Eric Liebowitz/HBO

John Oliver Tackles International Women's Day

This year's International Women's Day was a historic one, because the organizers behind the Women's March on Washington decided to celebrate with a women's strike. They dubbed it "A Day Without a Woman" and it was intended to underscore how much women contribute by showing what a deficit they leave behind in their absence. John Oliver's International Women's Day segment on Last Week Tonight perfectly captured all the ways dudes the world over promptly botched their well-intended "tributes" to women.

It's been a popular comedy theme all weekend. Even SNL got in on the joke, with a sketch presented "in honor" of International Women's Day, which was just Kyle Mooney and Beck Bennett mansplaining women's issues while the entire female cast thanked them. But Oliver shouted out specific male world leaders giving actual International Women's Day speeches, and those were truly cringeworthy.

"Every year," began Oliver, "the best way of gauging not just how far women have come, but perhaps, how far they still have to go, is by watching powerful men around the world trip over their dicks talking about the day."

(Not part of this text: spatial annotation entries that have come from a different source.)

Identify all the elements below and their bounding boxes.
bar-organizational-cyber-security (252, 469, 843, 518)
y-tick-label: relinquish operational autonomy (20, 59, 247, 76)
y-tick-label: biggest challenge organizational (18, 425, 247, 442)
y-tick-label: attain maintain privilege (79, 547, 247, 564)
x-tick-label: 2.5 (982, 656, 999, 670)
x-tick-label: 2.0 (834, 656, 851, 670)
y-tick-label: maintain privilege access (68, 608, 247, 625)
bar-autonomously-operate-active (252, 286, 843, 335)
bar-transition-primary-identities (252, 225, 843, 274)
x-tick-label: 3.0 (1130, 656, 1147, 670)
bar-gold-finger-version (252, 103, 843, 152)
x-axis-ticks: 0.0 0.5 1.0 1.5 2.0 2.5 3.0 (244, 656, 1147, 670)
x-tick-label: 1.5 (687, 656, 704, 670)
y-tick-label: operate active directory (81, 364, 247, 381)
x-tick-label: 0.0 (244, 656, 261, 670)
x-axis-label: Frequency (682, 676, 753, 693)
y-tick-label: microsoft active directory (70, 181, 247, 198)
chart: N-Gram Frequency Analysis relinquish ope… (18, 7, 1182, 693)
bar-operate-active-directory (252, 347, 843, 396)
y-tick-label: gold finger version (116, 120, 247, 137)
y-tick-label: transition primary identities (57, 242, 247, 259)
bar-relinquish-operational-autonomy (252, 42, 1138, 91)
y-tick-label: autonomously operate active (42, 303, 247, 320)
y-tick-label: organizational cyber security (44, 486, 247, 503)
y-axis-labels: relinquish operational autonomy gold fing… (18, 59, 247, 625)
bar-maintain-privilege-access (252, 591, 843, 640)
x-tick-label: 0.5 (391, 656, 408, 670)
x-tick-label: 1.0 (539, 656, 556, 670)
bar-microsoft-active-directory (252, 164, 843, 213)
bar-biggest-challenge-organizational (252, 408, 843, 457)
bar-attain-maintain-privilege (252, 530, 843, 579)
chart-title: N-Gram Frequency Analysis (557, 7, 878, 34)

He wasn't kidding. Vladimir Putin vowed, "We will do our utmost to surround our dear women with care and attention, so that they can smile more often."

Brazilian president Michel Temer invoked women's crucial role in the economy by declaring, "Nobody is more capable of pointing out changes in supermarket prices better than women."

Unfortunately, as you probably guessed, this was all driving toward one particularly appalling American man's inane comments about the Women's Strike and International Women's Day.

A local San Antonio morning news anchor proudly announced that it was International Women's Day: a day women "can do whatever [they] want," like start on their bikini bodies with these helpful workout tips. Um, first of all, International Women's Day isn't just like, an excuse for women to treat themselves. (That's Treat Yo'self 2017.) Second of all, "whatever women want" is generally not defined as dudes telling them to work out in order to wear bikinis, because PSA: literally anyone can wear a bikini if they want to, no workout necessary. But he didn't stop there.

When mentioning that some women were striking, the anchor inexplicably stammered out, "That's a good thing because, when you come down to it, that's where we all come from." Oliver retorted, "That is a pretty limited understanding of human reproduction. I bet if you asked him to label a chart of the female anatomy, he'd probably just write 'Noice!' across the top of it and leave it at that."

As as funny as it was to watch Oliver skewer men for bumbling their way through appreciation for women, it highlighted a serious problem. Men who are put in public-facing positions with an expectation of thoughtfulness and intelligence couldn't be bothered to do an ounce of critical thinking about women's rights, their impact on the world, the intersectional struggles they face, or how to greet them for one single day with authentic empathy and compassion. It proved that they didn't do any real thinking at all about what to say, focusing instead on jokes, platitudes, and their next segue. It was satisfying to watch Oliver mock them, but apparently, men even need women to demonstrate how to uplift women properly.